Joe Biden Unveils a $775 Billion Plan for Affordable Childcare and Universal Preschool


Presidential candidate Joseph R. Biden Jr. announced the third plank of his four-part economic platform, a broad measure that would significantly reduce the cost of childcare for working families, offer universal preschool for 3- and 4-year-olds, and expand access to quality caregiving for both the very young and old, as well as those with disabilities.

“This is the most detailed childcare plan we’ve seen from a presidential nominee, which is an historic moment for childcare,” says Katie Hamm, vice president of early childhood policy at the Center for American Progress. “Millions of families would finally have access to quality, affordable childcare and preschool if this passes.”

While his competitors released sweeping universal childcare proposals during the Democratic primary—notably Sen. Elizabeth Warren and Sen. Bernie Sanders—this is the first time a general election candidate has released a comprehensive plan “that addresses quality, affordability, supply and workforce issues, including wages,” Hamm says.

In a statement, the Biden campaign tied the proposal to the former vice president’s past as a single dad. “Joe Biden has taken care of aging parents, and he’s been a single parent. Biden knows how hard it is to raise a family and to care for a sick family member. And, he knows how hard it is for millions of Americans who are just trying to make ends meet,” it begins.

In a conference call with reporters Monday night, The New York Times reports, campaign advisors also billed the measure as necessary to help the US recover from its current economic crisis and to compete globally with other developed countries that offer working parent-friendly programs such as paid family leave and subsidized childcare.

Generally, Republicans in Washington, DC, have favored tax credits as a way to whittle down the cost of childcare for families. President Donald Trump has proposed an above-the-line tax deduction for childcare expenses, paired with a boost in the Earned Income Tax Credit for low-income families who don’t have a tax obligation. Critics worry it would still leave many low-income and middle-class families paying a big chunk of their income for childcare.

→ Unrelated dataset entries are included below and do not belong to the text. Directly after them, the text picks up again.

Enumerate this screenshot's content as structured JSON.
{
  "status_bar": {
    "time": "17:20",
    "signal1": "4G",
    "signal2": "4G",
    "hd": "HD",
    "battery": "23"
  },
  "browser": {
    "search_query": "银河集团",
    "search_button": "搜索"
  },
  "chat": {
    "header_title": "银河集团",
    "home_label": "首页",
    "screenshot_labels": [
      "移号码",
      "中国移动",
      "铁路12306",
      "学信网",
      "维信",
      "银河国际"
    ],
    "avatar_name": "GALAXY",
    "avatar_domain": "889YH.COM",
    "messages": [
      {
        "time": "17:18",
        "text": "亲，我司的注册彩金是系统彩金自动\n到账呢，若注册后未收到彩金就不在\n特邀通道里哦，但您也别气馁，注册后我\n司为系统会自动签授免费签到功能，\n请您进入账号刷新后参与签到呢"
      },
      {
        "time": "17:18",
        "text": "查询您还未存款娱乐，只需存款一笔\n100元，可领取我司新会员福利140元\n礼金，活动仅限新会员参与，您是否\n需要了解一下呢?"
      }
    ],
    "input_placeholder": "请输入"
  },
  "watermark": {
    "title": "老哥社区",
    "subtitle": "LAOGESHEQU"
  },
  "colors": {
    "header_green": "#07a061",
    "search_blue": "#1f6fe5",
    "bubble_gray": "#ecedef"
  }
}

The “first step” of Biden’s plan calls for providing states, tribal, and local governments with the fiscal relief they need to keep childcare services afloat—funds that are increasingly crucial as a recent report by the National Association for the Education of Young Children (NAEYC) estimates that 40 percent of childcare providers will permanently shutter without a bailout.

Next are “substantial investments in the infrastructure of care in our country,” a 10-year $775 billion proposal that would be paid for by rolling back tax breaks for real estate investors with incomes over $400,000, and taking steps to increase tax compliance for high-income earners, according to the campaign.

Some of the ways the plan stands to benefit working parents include:

  • Providing all 3- and 4-year-olds access to free, high-quality pre-kindergarten by partnering with states to provide a mixed delivery system that includes public school systems, childcare centers and family childcare providers, and Head Start.

  • Offering low-income and middle-class families a tax credit to help pay for childcare. Families making up to $125,000 a year will receive a 50% reimbursement on childcare costs for children under age 13, up to a total of $8,000 for one child or $16,000 for two or more children. The tax credit will be refundable, so families who don’t owe a lot in taxes will still receive it, and families who make up to $400,000 will receive a partial credit. (The current Child and Dependent Care Credit amounts to much less for most families.)

  • Providing access to affordable, high-quality childcare on a sliding scale for low-income and middle-class families, by passing Sen. Patty Murray and Rep. Bobby Scott’s Child Care for Working Families Act. For children under the age of 5, no family earning below 1.5 times the median income in their state will have to pay more than 7 percent of their income for quality care.

  • Expanding Child Care Development Block Grant subsidies so low-income families with school-age children have expanded access to after-school, weekend and summer care.

  • Investing in childcare and other wraparound services at community colleges, where one in four community college students is a parent—and these parents are disproportionately students of color.

  • Creating a new childcare construction tax credit to encourage businesses to build childcare facilities at places of work.

  • Investing in quality childcare standards, including a well-trained and well-compensated childcare workforce, by working in partnership with states to ensure providers meet rigorous quality standards.

  • Requiring increased pay, better benefits and legal protections for childcare workers as a standard for funding, including the choice to join a union and collectively bargain.

In addition, the plan provides expanded access to care for older Americans and those with disabilities, to help ease the financial burden on families caring for loved ones.

“It addresses the desperately needed funding and reform for childcare to make it affordable and accessible for families. It also seeks to improve supply so families don’t find themselves on a waiting list and improves wages and quality options for parents,” Hamm says of the proposal. “The fact that Vice President Biden has embraced a bill that already has support in Congress signals that he is serious about moving this forward and has a pragmatic approach.”